Mi scusi, ma non è che prendono uno, così, lo mettono dentro e buttano la chiave. Perché proprio lei?
«Durante l’interrogatorio mi chiesero se conoscevo Corrado Simioni. Dissi sì. Dissi che era mio amico. Che lo era stato».
Simioni fu considerato uno dei teorici della lotta armata. Qualcuno si è spinto fino a dire che fosse lui il “grande vecchio” delle Br. Un’amicizia così non poteva passare inosservata.
«Se è per questo Corrado Simioni era anche un grande studioso di Pirandello. Iscritto al partito socialista. Facemmo assieme il Sessantotto. Poi lui prese la sua strada con Renato Curcio e Mara Cagol. Ma io non c’entravo più niente. Non condividevo più nulla di quella storia politica».
Ha conosciuto Curcio e la Cagol?
«Sì, c’eravamo frequentati negli anni Sessanta.
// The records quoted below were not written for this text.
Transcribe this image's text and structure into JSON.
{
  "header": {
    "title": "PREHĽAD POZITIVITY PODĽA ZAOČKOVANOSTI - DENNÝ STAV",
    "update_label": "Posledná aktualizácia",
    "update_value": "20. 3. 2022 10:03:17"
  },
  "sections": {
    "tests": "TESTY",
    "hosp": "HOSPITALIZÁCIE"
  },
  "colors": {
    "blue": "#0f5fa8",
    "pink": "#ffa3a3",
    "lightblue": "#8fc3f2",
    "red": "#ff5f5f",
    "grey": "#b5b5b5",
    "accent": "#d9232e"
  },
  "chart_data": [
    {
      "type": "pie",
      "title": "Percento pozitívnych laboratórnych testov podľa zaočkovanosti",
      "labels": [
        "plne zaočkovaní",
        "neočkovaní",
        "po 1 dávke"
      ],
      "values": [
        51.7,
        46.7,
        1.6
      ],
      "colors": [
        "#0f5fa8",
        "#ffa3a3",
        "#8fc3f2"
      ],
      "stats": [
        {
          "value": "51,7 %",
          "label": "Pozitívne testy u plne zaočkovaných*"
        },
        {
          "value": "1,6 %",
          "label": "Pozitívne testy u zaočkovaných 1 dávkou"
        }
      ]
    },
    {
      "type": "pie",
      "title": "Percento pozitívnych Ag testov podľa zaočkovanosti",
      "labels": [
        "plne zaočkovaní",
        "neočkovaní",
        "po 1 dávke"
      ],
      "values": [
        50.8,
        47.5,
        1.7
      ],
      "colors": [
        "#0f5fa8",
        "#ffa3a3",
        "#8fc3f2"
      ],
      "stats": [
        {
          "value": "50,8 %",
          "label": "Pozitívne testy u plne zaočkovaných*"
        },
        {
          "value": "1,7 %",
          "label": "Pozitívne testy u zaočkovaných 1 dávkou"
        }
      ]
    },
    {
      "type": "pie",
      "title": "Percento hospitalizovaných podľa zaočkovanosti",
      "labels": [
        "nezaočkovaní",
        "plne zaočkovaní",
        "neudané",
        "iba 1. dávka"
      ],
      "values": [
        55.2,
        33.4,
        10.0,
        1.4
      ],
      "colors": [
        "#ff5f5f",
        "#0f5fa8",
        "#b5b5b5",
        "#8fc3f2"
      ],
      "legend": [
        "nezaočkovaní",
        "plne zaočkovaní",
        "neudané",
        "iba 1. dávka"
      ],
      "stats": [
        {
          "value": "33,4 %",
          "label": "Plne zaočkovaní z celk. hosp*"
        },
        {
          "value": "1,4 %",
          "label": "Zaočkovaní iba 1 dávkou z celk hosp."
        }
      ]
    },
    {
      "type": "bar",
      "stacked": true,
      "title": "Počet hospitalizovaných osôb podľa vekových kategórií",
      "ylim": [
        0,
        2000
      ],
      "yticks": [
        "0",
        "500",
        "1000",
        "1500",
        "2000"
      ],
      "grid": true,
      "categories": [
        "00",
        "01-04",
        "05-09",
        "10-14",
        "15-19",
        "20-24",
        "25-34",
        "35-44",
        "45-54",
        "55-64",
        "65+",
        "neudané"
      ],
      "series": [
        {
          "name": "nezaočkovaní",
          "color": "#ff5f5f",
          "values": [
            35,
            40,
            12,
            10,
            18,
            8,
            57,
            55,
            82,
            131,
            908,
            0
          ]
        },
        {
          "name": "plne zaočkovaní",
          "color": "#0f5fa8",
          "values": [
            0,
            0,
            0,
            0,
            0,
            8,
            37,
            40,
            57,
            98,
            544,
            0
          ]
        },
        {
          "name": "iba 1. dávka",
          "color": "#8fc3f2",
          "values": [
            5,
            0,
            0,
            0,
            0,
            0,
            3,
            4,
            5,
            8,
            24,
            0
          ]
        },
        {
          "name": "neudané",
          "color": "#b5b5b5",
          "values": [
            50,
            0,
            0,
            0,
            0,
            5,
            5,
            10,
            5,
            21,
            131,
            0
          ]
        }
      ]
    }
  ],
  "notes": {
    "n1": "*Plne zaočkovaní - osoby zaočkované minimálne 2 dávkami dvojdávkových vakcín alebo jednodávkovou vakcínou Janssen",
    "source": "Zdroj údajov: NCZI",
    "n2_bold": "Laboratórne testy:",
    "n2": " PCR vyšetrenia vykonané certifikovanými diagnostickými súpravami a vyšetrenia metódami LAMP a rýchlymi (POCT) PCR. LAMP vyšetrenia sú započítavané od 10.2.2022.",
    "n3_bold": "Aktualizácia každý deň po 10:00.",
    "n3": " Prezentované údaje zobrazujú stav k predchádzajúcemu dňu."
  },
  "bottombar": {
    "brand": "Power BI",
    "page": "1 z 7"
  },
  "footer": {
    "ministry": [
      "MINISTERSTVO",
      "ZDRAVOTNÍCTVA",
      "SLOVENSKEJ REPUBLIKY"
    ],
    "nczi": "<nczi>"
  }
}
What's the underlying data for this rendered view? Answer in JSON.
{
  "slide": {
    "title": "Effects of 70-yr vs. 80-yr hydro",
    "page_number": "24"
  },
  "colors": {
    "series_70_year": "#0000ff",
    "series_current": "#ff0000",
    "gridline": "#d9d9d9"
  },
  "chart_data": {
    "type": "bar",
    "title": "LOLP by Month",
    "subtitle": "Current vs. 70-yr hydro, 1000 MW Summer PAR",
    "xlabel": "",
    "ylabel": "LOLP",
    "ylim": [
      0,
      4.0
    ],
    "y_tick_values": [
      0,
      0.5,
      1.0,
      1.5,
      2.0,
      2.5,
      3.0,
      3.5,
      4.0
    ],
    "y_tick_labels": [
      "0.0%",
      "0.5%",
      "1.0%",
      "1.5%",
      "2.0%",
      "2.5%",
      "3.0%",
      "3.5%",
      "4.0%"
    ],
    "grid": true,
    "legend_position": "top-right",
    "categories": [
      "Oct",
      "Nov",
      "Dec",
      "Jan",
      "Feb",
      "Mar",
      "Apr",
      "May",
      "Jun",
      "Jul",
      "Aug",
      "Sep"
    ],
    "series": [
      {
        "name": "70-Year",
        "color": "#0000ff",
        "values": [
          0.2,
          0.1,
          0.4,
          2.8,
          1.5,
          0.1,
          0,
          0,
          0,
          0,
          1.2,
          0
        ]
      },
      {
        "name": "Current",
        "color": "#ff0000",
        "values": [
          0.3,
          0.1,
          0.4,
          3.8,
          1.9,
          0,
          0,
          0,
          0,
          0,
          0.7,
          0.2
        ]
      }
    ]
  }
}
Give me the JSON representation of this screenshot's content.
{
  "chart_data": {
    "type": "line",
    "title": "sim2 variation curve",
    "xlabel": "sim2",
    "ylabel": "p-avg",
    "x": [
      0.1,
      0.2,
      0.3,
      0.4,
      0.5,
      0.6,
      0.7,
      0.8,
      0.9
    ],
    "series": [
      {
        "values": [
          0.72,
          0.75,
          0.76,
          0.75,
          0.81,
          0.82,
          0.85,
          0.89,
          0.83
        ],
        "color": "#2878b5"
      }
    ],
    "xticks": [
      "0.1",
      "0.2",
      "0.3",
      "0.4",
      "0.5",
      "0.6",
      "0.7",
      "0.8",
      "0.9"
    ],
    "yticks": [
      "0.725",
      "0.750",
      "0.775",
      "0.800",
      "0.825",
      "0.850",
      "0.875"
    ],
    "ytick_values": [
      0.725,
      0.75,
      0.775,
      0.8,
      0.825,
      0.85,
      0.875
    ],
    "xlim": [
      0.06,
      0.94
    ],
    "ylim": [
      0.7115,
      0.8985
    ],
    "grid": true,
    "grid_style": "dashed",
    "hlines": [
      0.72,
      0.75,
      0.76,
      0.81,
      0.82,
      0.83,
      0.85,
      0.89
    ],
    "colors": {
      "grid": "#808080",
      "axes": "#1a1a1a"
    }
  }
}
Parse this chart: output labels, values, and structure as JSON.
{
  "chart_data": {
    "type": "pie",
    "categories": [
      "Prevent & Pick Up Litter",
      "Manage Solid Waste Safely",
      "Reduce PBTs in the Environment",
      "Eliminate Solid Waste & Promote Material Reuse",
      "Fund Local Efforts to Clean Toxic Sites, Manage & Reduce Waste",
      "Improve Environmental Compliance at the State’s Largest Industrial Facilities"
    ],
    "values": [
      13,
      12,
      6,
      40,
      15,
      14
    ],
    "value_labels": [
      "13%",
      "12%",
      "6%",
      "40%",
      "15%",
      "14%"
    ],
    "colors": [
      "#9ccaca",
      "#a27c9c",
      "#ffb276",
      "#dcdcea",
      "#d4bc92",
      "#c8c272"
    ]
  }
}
Una mattina del febbraio del 1970 Curcio venne a trovarmi per propormi la direzione di una rivista che stava fondando, Sinistra proletaria . Rifiutai».
Con quali argomenti?
«Gli ripetei quello che già c’eravamo detti mesi prima durante un incontro nel quale cominciarono a immaginare di entrare in clandestinità. Mi sembravano fuori dal mondo. Lo ribadii con forza. Gli dissi che non c’era futuro per la lotta armata. Per la violenza».
E lui?
«Se ne andò con Mara che in qualche modo sembrò darmi ragione. Scesero le scale. Lei alzò il braccio per salutarmi. Per me quella storia finì lì. Definitivamente».
E dopo il suo arresto?
«Ebbi una condanna a un anno e messo in libertà provvisoria. In appello fui completamente prosciolto».
Che anno era?
«Il 1983. Avevo la sensazione che la vita dovesse ricominciare. Tre figli, una moglie e neppure uno straccio di lavoro. Fu, ancora una volta, Sereni ad aiutarmi».
È stato molto amico anche di Franco Fortini.
«Scrisse una prefazione a un mio libro di poesie. Era un uomo strano. Dottissimo. Litigioso come pochi. Una volta per una serie di fraintendimenti si prese a pugni con Stefano Agosti. Si azzuffarono per un verso di Leopardi. Finirono agli insulti e poi alle mani. Dovemmo separarli a forza. Come vede nella mia vita non sono mancate le sensazioni forti».
E oggi?
«Continuo a pensare che l’ingiustizia prosperi e che la gente alla fine non faccia nulla per contrastarla. Regnano indifferenza e ipocrisia. Quando ho compiuto ottant’anni c’è stata, in un teatro milanese, una grande festa in mio onore. Ero felice per tutti i riconoscimenti. Poi ho sentito crescere il dubbio. Improvvisamente mi sembrava che tutte le parole spese per dire quanto fossero belle le mie poesie, suonassero false. Provavo lo stesso sentimento di estraneazione che ebbi in piazzale Loreto. La mia giovinezza, ormai perduta, i miei drammi, le ragioni stesse dello scrivere stritolate in un inutile anniversario. Proprio in quei giorni scoprii che stavo diventando cieco».
Lo ha scoperto come?
«Un esame oculistico approfondito e il responso: affetto da maculopatia. In sostanza è la perdita della centralità visiva. E dei colori. Avendo perso i dettagli della visione le immagini sfocano. Prevalgono le ombre. Non riesco più a leggere e faccio un’enorme fatica a scrivere. Ho provato a buttare giù dei versi su un taccuino. Guardi la scrittura: incerta, sbilenca, incomprensibile. Mi avvilisco e provo a resistere».
In che modo?
«C’è una forza che nasce dai sogni. Jung dice che c’è un punto dentro di noi che non è riconducibile alla logica. Lì si realizzano i sogni più importanti. Ma bisogna trovarlo quel punto. Bisogna arrivarci. Bisogna conoscere se stessi. È il fondamento di ogni civiltà, il sogno. Ancora oggi continuo a sognare. Non mi sono del tutto arreso».